Распорядитель – тот самый причисленный к лику святых еще при жизни Джозеф Райзен – появился посреди ристалища и стал называть всех участников по парам. Как только звучало имя очередного знатного рыцаря, так сразу один из секторов трибун начинал протяжно визжать, кричать, гоготать и всячески поддерживать своего фаворита, а сам воин поднимал своего коня на дыбы и высоко взмахивал рукой. Когда же очередь дошла до Виктора, все вокруг замолчали, и лишь два голоса – Герберта Чаризза и Даши – развеяли наступившую тишину своими напутственными торжественными возгласами.
Первыми выступали двое рыцарей с труднопроизносимыми именами. Сперва они дождались, пока остальные участники отойдут в сторону, после чего разошлись по разным краям длинной перекладины и вооружились поднесенными им копьями. Несмотря на примерно одинаковую поддержку зрителей, на вид разница между этими воинами казалась очень существенной. Один из них был выше другого на полторы головы и шире в плечах почти в два раза. Лошадь его соответственно тоже была массивнее и внушительнее, отчего результат казался заранее предрешенным.
Рыцари поклонились толпе, повернулись друг к другу и пригнулись, прижимаясь к гривам своих четвероногих товарищей.
– Начинайте! – повелел герцог, и сразу же прозвенел гонг.
Двое всадников неспешно преодолели несколько шагов по направлению друг к другу, словно пытаясь прочувствовать почву или заставить противника испытать определенную нервозность. После этого стремительно набрали скорость и нацелили друг на друга наконечники копий. Они пригнулись еще сильнее, разгоняясь все быстрее и быстрее, и вот до столкновения остаются уже считаные доли секунды… Толпа замерла; она затаила дыхание – в ожидании результатов первого поединка из нее не доносилось ни звука. Когда всадники столкнулись, послышался звонкий удар. Сперва было непонятно, кто победил, потому что оба противника остались в седлах, но всего через секунду здоровяк воздел свое оружие, ознаменовывая свою победу, а его противник, теряя устойчивость, завалился из седла вправо. Зацепившись за стремя ногой, он не рухнул на землю полностью, и конь протащил его еще с десяток метров, прежде чем остановился и стал смиренно ожидать дальнейших действий.

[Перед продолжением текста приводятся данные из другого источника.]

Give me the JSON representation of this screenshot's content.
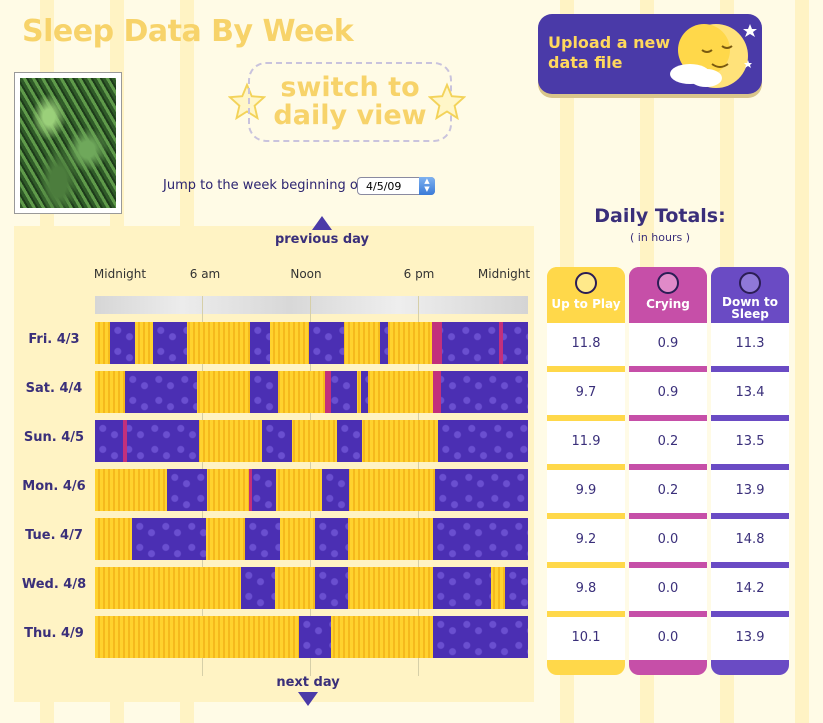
{
  "header": {
    "title": "Sleep Data By Week"
  },
  "switch_view": {
    "label_line1": "switch to",
    "label_line2": "daily view"
  },
  "upload": {
    "label_line1": "Upload a new",
    "label_line2": "data file"
  },
  "jump": {
    "label": "Jump to the week beginning on",
    "date_value": "4/5/09"
  },
  "nav": {
    "previous": "previous day",
    "next": "next day"
  },
  "time_axis": [
    "Midnight",
    "6 am",
    "Noon",
    "6 pm",
    "Midnight"
  ],
  "totals": {
    "title": "Daily Totals:",
    "subtitle": "( in hours )",
    "columns": [
      {
        "label_line1": "Up to Play",
        "label_line2": "",
        "color": "#ffd84a"
      },
      {
        "label_line1": "Crying",
        "label_line2": "",
        "color": "#c64fa8"
      },
      {
        "label_line1": "Down to",
        "label_line2": "Sleep",
        "color": "#6a4bc4"
      }
    ]
  },
  "days": [
    {
      "label": "Fri. 4/3",
      "up": "11.8",
      "crying": "0.9",
      "sleep": "11.3"
    },
    {
      "label": "Sat. 4/4",
      "up": "9.7",
      "crying": "0.9",
      "sleep": "13.4"
    },
    {
      "label": "Sun. 4/5",
      "up": "11.9",
      "crying": "0.2",
      "sleep": "13.5"
    },
    {
      "label": "Mon. 4/6",
      "up": "9.9",
      "crying": "0.2",
      "sleep": "13.9"
    },
    {
      "label": "Tue. 4/7",
      "up": "9.2",
      "crying": "0.0",
      "sleep": "14.8"
    },
    {
      "label": "Wed. 4/8",
      "up": "9.8",
      "crying": "0.0",
      "sleep": "14.2"
    },
    {
      "label": "Thu. 4/9",
      "up": "10.1",
      "crying": "0.0",
      "sleep": "13.9"
    }
  ],
  "colors": {
    "awake": "#ffd22e",
    "sleep": "#4b2fb3",
    "crying": "#c2307c",
    "title": "#f7d36a"
  }
}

Толпа, как и ожидалось, взревела. Довольный интересным началом, Герберт захлопал в ладоши, а его дочь демонстративно прикрыла лицо ладонями, выказывая свою нелюбовь к подобному варварству. По странным причинам, уверенности у Виктора не убавилось, и он, постоянно поддерживая свой боевой дух воспоминаниями о Лизе, лишь зверел с каждой минутой, все больше и больше желая опробовать себя в качестве боевого всадника с длинным турнирным копьем в руках. К тому же терять такой настрой было попросту невыгодно – бой Виктора должен был случиться всего через две схватки.